Energy Policy and the Imperative to Make a Better Future
So much of our discussion around the politics of energy revolves around compassion for others – both the people who live with us here and now, as well as those of future generations. I’ll be 56 in a few months. Will I personally see the day when our current energy policy, if left in its current sad state, brings us catastrophic terrorist strikes, horrible climate issues, never-ending wars, a continuing spike in cancer rates, and broad-spread social chaos from the scarcity of fossil fuels? I don’t know. But the fact that I’ll be saying goodbye to this Earth in a few decades doesn’t render me uninterested in dealing with this matter before I check out.
But what exactly is the imperative on us to take inconvenient actions now for the benefit of others we’ll never meet? I’m not sure I can articulate that. So let me introduce Og Mandino, a writer and speaker of the 20th Century, who said:
Beginning today, treat everyone you meet as if they were going to be dead by midnight. Extend to them all the care, kindness and understanding you can muster, and do it with no thought of any reward. Your life will never be the same again.
When we read this closely and thoughtfully, we have no doubt that he was 100% right. Do any of us think we have better, more fulfilling lives because we can somehow ignore the needs of others while we focus on our own immediate gains?
Yet how hard it is to act the way Mandino suggests.

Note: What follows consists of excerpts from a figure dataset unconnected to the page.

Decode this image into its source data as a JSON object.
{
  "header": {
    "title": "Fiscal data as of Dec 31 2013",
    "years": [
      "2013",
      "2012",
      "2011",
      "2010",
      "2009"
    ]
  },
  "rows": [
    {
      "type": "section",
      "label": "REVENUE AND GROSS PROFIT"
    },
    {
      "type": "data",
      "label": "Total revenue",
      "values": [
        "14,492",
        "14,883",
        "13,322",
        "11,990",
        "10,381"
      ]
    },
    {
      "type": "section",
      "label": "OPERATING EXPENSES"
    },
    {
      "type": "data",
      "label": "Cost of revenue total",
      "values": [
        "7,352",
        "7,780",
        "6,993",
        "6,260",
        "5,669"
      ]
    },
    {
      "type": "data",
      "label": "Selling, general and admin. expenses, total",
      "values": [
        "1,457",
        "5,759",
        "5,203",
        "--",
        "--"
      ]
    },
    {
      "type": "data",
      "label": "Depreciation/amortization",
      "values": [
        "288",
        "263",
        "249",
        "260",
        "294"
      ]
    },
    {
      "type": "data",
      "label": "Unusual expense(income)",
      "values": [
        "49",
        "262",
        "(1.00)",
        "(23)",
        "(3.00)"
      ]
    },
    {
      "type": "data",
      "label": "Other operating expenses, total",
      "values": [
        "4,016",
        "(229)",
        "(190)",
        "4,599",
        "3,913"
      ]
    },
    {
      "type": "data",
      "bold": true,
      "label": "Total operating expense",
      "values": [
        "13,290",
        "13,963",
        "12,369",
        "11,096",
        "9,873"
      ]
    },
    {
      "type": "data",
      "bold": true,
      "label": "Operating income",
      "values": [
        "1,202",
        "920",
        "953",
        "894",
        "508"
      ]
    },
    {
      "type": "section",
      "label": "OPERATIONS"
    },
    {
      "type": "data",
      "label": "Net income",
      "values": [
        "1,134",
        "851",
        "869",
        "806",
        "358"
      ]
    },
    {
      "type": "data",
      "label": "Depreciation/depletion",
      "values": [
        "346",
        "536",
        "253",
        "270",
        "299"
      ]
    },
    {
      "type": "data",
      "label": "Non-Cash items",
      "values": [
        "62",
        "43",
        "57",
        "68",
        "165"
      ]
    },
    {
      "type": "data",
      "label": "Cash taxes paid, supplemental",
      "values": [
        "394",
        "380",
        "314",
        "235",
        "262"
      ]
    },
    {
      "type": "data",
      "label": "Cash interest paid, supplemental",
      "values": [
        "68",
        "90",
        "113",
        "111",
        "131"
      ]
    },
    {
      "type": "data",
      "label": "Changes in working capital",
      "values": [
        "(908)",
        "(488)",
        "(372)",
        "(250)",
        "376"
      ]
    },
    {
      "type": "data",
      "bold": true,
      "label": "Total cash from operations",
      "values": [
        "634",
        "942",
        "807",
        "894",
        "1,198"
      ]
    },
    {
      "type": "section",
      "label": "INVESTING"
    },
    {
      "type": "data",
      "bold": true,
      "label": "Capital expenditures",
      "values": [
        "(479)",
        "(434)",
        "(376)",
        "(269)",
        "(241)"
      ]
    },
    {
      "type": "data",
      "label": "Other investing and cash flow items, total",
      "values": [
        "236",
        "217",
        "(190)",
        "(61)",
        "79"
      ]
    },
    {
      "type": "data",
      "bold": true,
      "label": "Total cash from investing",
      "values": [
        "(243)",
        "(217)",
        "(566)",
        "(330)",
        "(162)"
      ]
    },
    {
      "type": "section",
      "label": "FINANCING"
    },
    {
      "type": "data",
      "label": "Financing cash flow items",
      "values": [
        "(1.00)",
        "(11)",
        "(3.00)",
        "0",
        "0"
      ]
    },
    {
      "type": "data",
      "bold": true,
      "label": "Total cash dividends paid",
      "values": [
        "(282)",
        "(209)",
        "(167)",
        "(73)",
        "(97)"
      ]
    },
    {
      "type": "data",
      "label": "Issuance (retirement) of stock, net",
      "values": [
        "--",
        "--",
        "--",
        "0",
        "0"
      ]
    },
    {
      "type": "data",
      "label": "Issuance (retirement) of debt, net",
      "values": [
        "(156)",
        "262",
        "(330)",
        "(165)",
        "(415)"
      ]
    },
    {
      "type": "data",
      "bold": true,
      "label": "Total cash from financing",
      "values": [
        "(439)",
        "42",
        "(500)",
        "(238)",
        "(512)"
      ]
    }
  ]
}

Craig, a woman told me yesterday she had “given up” on us and our movement. I refuse to give up. Reading your post is therefore timely. (We are the same age btw.) Just today a person recommended to me emissions trading before even considering or recommending actual reductions! And from her sincerity, I think she considers emissions trading an actual way to lower emissions! So our main challenge, IMHO, is how to actually achieve reductions in energy use and emissions, how to avoid simply aiming for lobbied-for subsidies & gov programs (often more abt marketing than reductions), offsets and trade-offs. Even when I do certified accounting of grid-tied PV energy surpluses, I do not carry surpluses to future months or years. Only apply them to the current billing cycle. After all, at least where I am (KY), there is no storage. When I use my PV-surplus credits to buy future power from a utility, I’m buying coal-fired power. We need to honestly account for that, not cover it up with offsets or poetic claims. I tell consumers to take advantage of the incentives but not to lose focus on the objectives.
Thanks for writing. It’s funny to hear people say that they’ve “given up.” It’s not like this is a polo match we’re losing, where we can give up, curse our luck, and repair to the clubhouse for a cold martini. Keep up the good work.